The moon by day, and the sun by night.
Blind woman, deaf man, jackdaw fool.
Let the Lord of Chaos rule.”

—chant from a children's game
heard in Great Aravalon,
the Fourth Age

Narrator

Each of the books in this series begins on a foundation of repetition. One of the repetitive elements is that preceding the narrative is every entry is a quote from an ancient text. It should go without saying—but won’t—that these ancient texts exist only within the historical precedent of the invented fantasy world. In fact, every allusion or reference to ancient history or ancient literature is invented and exists only within that historical precedent. This is the nature and character of the fantasy novel, especially those involving series set in such invented realms. Obviously, in this case, the quote is allusion that situates the meaning of the title. Which, one certainly hopes, will be further elaborated upon within the narrative.

“Thus is our treaty written; thus is agreement made.

Thought is the arrow of time; memory never fades.

What was asked is given; the price is paid.

He had gotten the worst of that deal.”

Inscription in Old Tongue on spear shaft

The agreeing to treaties, signing of treaties, imposition of treaties and mere existence of treaties play a big role in this particular novel. Of such significance are treaties—and the way in which they eventually reveal who is the winner and loser of the deal—that they even become the subject of ancient poetry. To clarify: “Old Tongue” is the original language spoken in is termed the Age of Legends. A dead language, only a select fraction of those alive can translate it.

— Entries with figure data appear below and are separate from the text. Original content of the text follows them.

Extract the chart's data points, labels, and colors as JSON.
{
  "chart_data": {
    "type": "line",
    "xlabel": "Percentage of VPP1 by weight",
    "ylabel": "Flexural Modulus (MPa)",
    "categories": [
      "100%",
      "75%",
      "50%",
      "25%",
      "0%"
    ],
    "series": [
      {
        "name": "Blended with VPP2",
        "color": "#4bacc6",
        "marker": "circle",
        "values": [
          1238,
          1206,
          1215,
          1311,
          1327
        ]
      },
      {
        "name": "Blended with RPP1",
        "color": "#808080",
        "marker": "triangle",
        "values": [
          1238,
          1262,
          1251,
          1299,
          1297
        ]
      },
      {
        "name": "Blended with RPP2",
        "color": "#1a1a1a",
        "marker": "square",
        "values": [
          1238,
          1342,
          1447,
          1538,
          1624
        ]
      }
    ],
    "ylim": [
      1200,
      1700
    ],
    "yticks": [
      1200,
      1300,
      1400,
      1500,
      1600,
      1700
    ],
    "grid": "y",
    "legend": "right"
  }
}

So that tells you something right there. This is yet another example of the deeply immersive quality of the fantasy genre which has been known—on more than a few occasions—to produce entire spin-off texts treating the ancient mythology of the invented universe as a historical record to be seriously studied. In addition, the web is filled with amateur fandom sites exploring this mythology with the same seriousness and devotion.

On a day of fire and blood, a tattered banner waved above Dumai's wells, bearing the ancient symbol of Aes Sedai.

On a day of fire and blood and the one power, as prophecy had suggested, the unstained tower, broken, bent knee to the forgotten sign.

The first nine Aes Sedai swore fealty to the Dragon Reborn, and the world was changed forever.

Narrator

The repetitious framework of the series also extends to its closing lines, although in truth these are the absolute final closing lines. This is how the final chapter comes to a close and it is followed by a short Epilogue and then another quote from another ancient text. But these are the lines that stick with the plan which includes concluding on a note of ambiguity engendered by the necessity that the story does not come to an end. Until that final entry in the series is reached, the reader will come to the final lines of the final chapter caught in a state of stasis: an end that is not really an ending, but merely a bridge. Not exactly a cliffhanger in the traditional sense, but a foreshadowing, perhaps, of that which is to come next.

This is a presentation of the biggest problem facing the writer of a continuing series promising to lead to a climactic moment that resolves everything at the very end. One must give the readers something to chew on while they wait without giving away too much since, with exceptions so rare they are extremely notable, the author has likely not even started writing the next volume at the time concluding words are written. The dilemma is how to promise something enticing without really promising anything concrete.